The summer came on early, raising our May temperatures into the 90s, and soaking every hopeful twig and root with zone 5 rainfall. The tomatoes and I love it. The trees don’t know what to do with themselves, pouring out leaves like the sky’s the limit, and there was an inflorescence of spirea this year like nothing I can remember.
I invited myself into someone’s backyard to take this picture, while I was walking around my old neighborhood – a curlicue of streets that go nowhere, lined with unremarkable ranch homes gussied up by their young, trendy owners with all the midcentury touches the previous generation was too tight to bother with. The neighbor seemed suspicious of me as I stalked across the grass toward this glorious, disheveled creature draped behind the garage. Introducing myself only made it worse. She furrowed her eyebrows at me and retreated to a safe distance, not eager to make friends.

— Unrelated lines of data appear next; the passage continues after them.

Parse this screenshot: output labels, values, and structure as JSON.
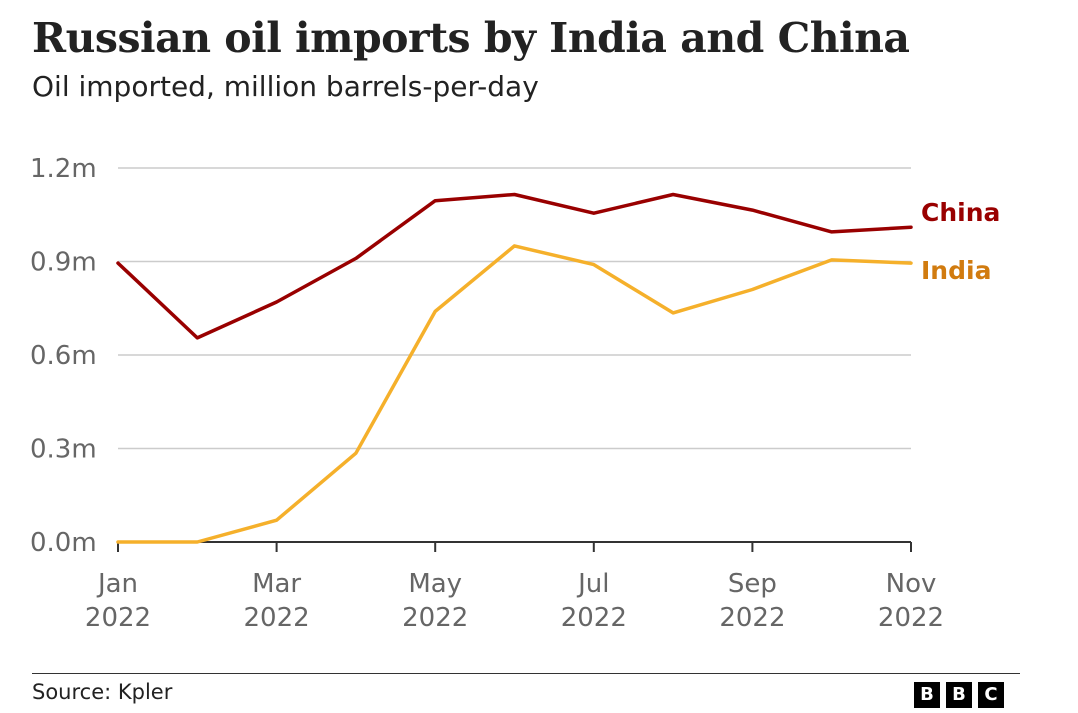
{
  "chart_data": {
    "type": "line",
    "title": "Russian oil imports by India and China",
    "subtitle": "Oil imported, million barrels-per-day",
    "x": [
      "Jan 2022",
      "Feb 2022",
      "Mar 2022",
      "Apr 2022",
      "May 2022",
      "Jun 2022",
      "Jul 2022",
      "Aug 2022",
      "Sep 2022",
      "Oct 2022",
      "Nov 2022"
    ],
    "x_tick_labels": [
      {
        "month": "Jan",
        "year": "2022"
      },
      {
        "month": "Mar",
        "year": "2022"
      },
      {
        "month": "May",
        "year": "2022"
      },
      {
        "month": "Jul",
        "year": "2022"
      },
      {
        "month": "Sep",
        "year": "2022"
      },
      {
        "month": "Nov",
        "year": "2022"
      }
    ],
    "y_ticks": [
      {
        "value": 0.0,
        "label": "0.0m"
      },
      {
        "value": 0.3,
        "label": "0.3m"
      },
      {
        "value": 0.6,
        "label": "0.6m"
      },
      {
        "value": 0.9,
        "label": "0.9m"
      },
      {
        "value": 1.2,
        "label": "1.2m"
      }
    ],
    "ylim": [
      0,
      1.2
    ],
    "grid": true,
    "legend": "direct labels at right end of lines",
    "series": [
      {
        "name": "China",
        "color": "#990000",
        "values": [
          0.895,
          0.655,
          0.77,
          0.91,
          1.095,
          1.115,
          1.055,
          1.115,
          1.065,
          0.995,
          1.01
        ]
      },
      {
        "name": "India",
        "color": "#F5B02B",
        "label_color": "#D17B0F",
        "values": [
          0.0,
          0.0,
          0.07,
          0.285,
          0.74,
          0.95,
          0.89,
          0.735,
          0.81,
          0.905,
          0.895
        ]
      }
    ]
  },
  "footer": {
    "source": "Source: Kpler",
    "logo_letters": [
      "B",
      "B",
      "C"
    ]
  }
}
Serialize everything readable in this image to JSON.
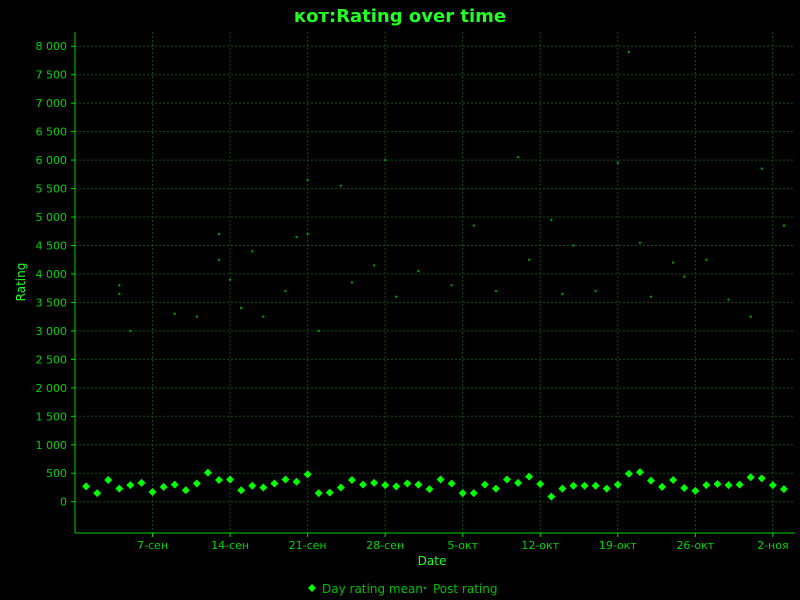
{
  "chart_data": {
    "type": "scatter",
    "title": "кот:Rating over time",
    "xlabel": "Date",
    "ylabel": "Rating",
    "x_range": [
      "2022-08-31",
      "2022-11-04"
    ],
    "ylim": [
      -550,
      8250
    ],
    "yticks": [
      0,
      500,
      1000,
      1500,
      2000,
      2500,
      3000,
      3500,
      4000,
      4500,
      5000,
      5500,
      6000,
      6500,
      7000,
      7500,
      8000
    ],
    "ytick_labels": [
      "0",
      "500",
      "1 000",
      "1 500",
      "2 000",
      "2 500",
      "3 000",
      "3 500",
      "4 000",
      "4 500",
      "5 000",
      "5 500",
      "6 000",
      "6 500",
      "7 000",
      "7 500",
      "8 000"
    ],
    "xticks": [
      "2022-09-07",
      "2022-09-14",
      "2022-09-21",
      "2022-09-28",
      "2022-10-05",
      "2022-10-12",
      "2022-10-19",
      "2022-10-26",
      "2022-11-02"
    ],
    "xtick_labels": [
      "7-сен",
      "14-сен",
      "21-сен",
      "28-сен",
      "5-окт",
      "12-окт",
      "19-окт",
      "26-окт",
      "2-ноя"
    ],
    "grid": true,
    "legend_position": "bottom",
    "colors": {
      "background": "#000000",
      "grid": "#0f4f0f",
      "text": "#00d400",
      "title": "#22ff22",
      "mean": "#00ff00",
      "post": "#009a00"
    },
    "series": [
      {
        "name": "Day rating mean",
        "marker": "diamond",
        "x": [
          "2022-09-01",
          "2022-09-02",
          "2022-09-03",
          "2022-09-04",
          "2022-09-05",
          "2022-09-06",
          "2022-09-07",
          "2022-09-08",
          "2022-09-09",
          "2022-09-10",
          "2022-09-11",
          "2022-09-12",
          "2022-09-13",
          "2022-09-14",
          "2022-09-15",
          "2022-09-16",
          "2022-09-17",
          "2022-09-18",
          "2022-09-19",
          "2022-09-20",
          "2022-09-21",
          "2022-09-22",
          "2022-09-23",
          "2022-09-24",
          "2022-09-25",
          "2022-09-26",
          "2022-09-27",
          "2022-09-28",
          "2022-09-29",
          "2022-09-30",
          "2022-10-01",
          "2022-10-02",
          "2022-10-03",
          "2022-10-04",
          "2022-10-05",
          "2022-10-06",
          "2022-10-07",
          "2022-10-08",
          "2022-10-09",
          "2022-10-10",
          "2022-10-11",
          "2022-10-12",
          "2022-10-13",
          "2022-10-14",
          "2022-10-15",
          "2022-10-16",
          "2022-10-17",
          "2022-10-18",
          "2022-10-19",
          "2022-10-20",
          "2022-10-21",
          "2022-10-22",
          "2022-10-23",
          "2022-10-24",
          "2022-10-25",
          "2022-10-26",
          "2022-10-27",
          "2022-10-28",
          "2022-10-29",
          "2022-10-30",
          "2022-10-31",
          "2022-11-01",
          "2022-11-02",
          "2022-11-03"
        ],
        "y": [
          270,
          150,
          380,
          230,
          290,
          330,
          170,
          260,
          300,
          200,
          320,
          510,
          380,
          390,
          200,
          280,
          250,
          320,
          390,
          350,
          480,
          150,
          160,
          250,
          380,
          300,
          330,
          290,
          270,
          320,
          300,
          220,
          390,
          320,
          150,
          150,
          300,
          230,
          390,
          330,
          440,
          310,
          90,
          230,
          280,
          280,
          280,
          230,
          300,
          490,
          520,
          370,
          260,
          380,
          240,
          190,
          290,
          310,
          290,
          300,
          430,
          410,
          290,
          220
        ]
      },
      {
        "name": "Post rating",
        "marker": "dot",
        "x": [
          "2022-09-04",
          "2022-09-04",
          "2022-09-05",
          "2022-09-09",
          "2022-09-11",
          "2022-09-13",
          "2022-09-13",
          "2022-09-14",
          "2022-09-15",
          "2022-09-16",
          "2022-09-17",
          "2022-09-19",
          "2022-09-20",
          "2022-09-21",
          "2022-09-21",
          "2022-09-22",
          "2022-09-24",
          "2022-09-25",
          "2022-09-27",
          "2022-09-28",
          "2022-09-29",
          "2022-10-01",
          "2022-10-04",
          "2022-10-06",
          "2022-10-08",
          "2022-10-10",
          "2022-10-11",
          "2022-10-13",
          "2022-10-14",
          "2022-10-15",
          "2022-10-17",
          "2022-10-19",
          "2022-10-20",
          "2022-10-21",
          "2022-10-22",
          "2022-10-24",
          "2022-10-25",
          "2022-10-27",
          "2022-10-29",
          "2022-10-31",
          "2022-11-01",
          "2022-11-03"
        ],
        "y": [
          3800,
          3650,
          3000,
          3300,
          3250,
          4700,
          4250,
          3900,
          3400,
          4400,
          3250,
          3700,
          4650,
          5650,
          4700,
          3000,
          5550,
          3850,
          4150,
          6000,
          3600,
          4050,
          3800,
          4850,
          3700,
          6050,
          4250,
          4950,
          3650,
          4500,
          3700,
          5950,
          7900,
          4550,
          3600,
          4200,
          3950,
          4250,
          3550,
          3250,
          5850,
          4850
        ]
      }
    ]
  }
}
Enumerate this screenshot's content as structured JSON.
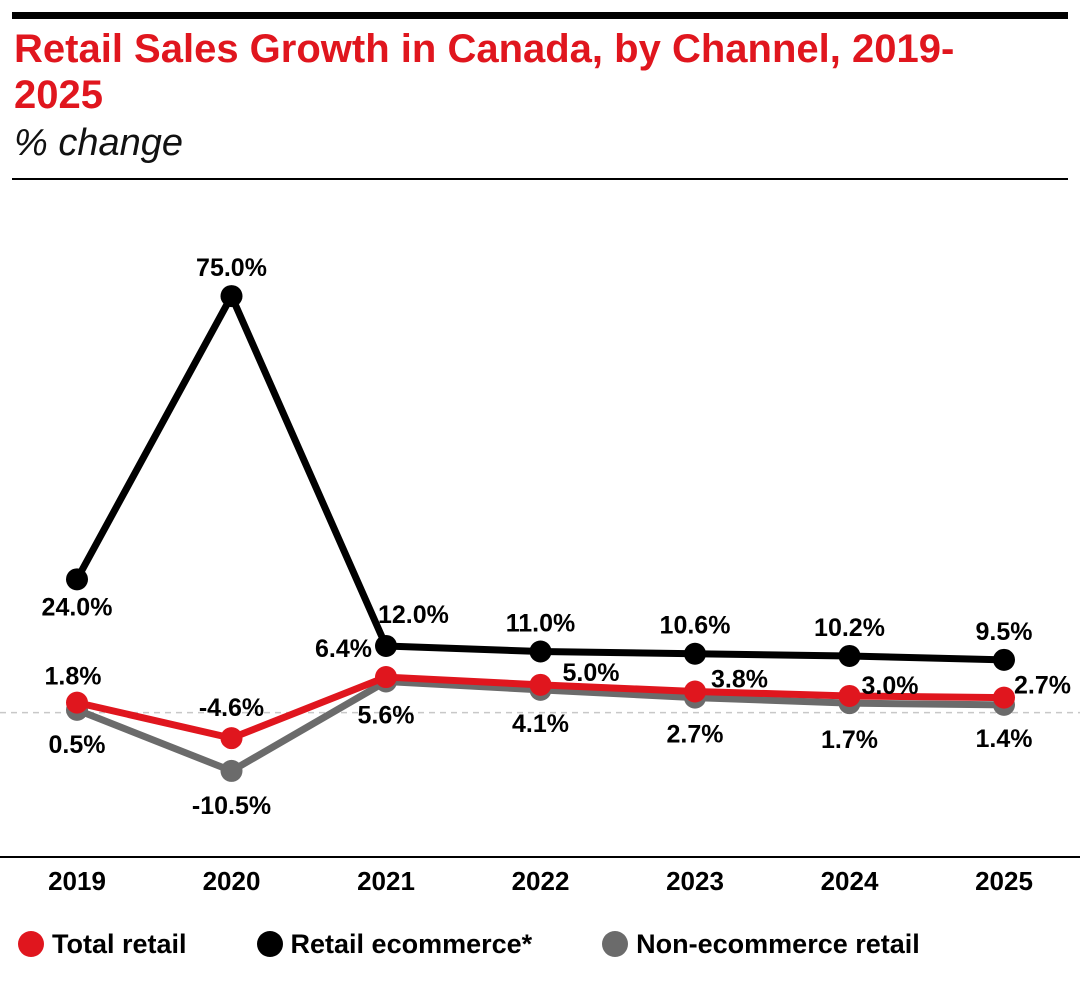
{
  "title": "Retail Sales Growth in Canada, by Channel, 2019-2025",
  "subtitle": "% change",
  "chart_data": {
    "type": "line",
    "categories": [
      "2019",
      "2020",
      "2021",
      "2022",
      "2023",
      "2024",
      "2025"
    ],
    "series": [
      {
        "name": "Total retail",
        "color": "#e0161e",
        "values": [
          1.8,
          -4.6,
          6.4,
          5.0,
          3.8,
          3.0,
          2.7
        ],
        "labels": [
          "1.8%",
          "-4.6%",
          "6.4%",
          "5.0%",
          "3.8%",
          "3.0%",
          "2.7%"
        ]
      },
      {
        "name": "Retail ecommerce*",
        "color": "#000000",
        "values": [
          24.0,
          75.0,
          12.0,
          11.0,
          10.6,
          10.2,
          9.5
        ],
        "labels": [
          "24.0%",
          "75.0%",
          "12.0%",
          "11.0%",
          "10.6%",
          "10.2%",
          "9.5%"
        ]
      },
      {
        "name": "Non-ecommerce retail",
        "color": "#6b6b6b",
        "values": [
          0.5,
          -10.5,
          5.6,
          4.1,
          2.7,
          1.7,
          1.4
        ],
        "labels": [
          "0.5%",
          "-10.5%",
          "5.6%",
          "4.1%",
          "2.7%",
          "1.7%",
          "1.4%"
        ]
      }
    ],
    "ylim": [
      -26,
      95
    ],
    "zero_line": true
  }
}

I suppose I am an odd duck, in my orange floppy hat and long sleeves, sweaty and smiling for no apparent reason. But I’ve become so accustomed to invisibility – as every middle aged woman does – that I’m sure I can go anywhere, really, completely unremarked. “Oh, I just thought she was your grandmother!” they’d surely say, as I make off with the loot.
I have been making this picture over and over again, ever since spring broke out along branches and side streets and the green open edges that meet every human habitat here. Any backyard will do. I suppose I am looking for the open place where you can see into the heart of what’s growing. Yes, that is it. The open place. I’m sure of it.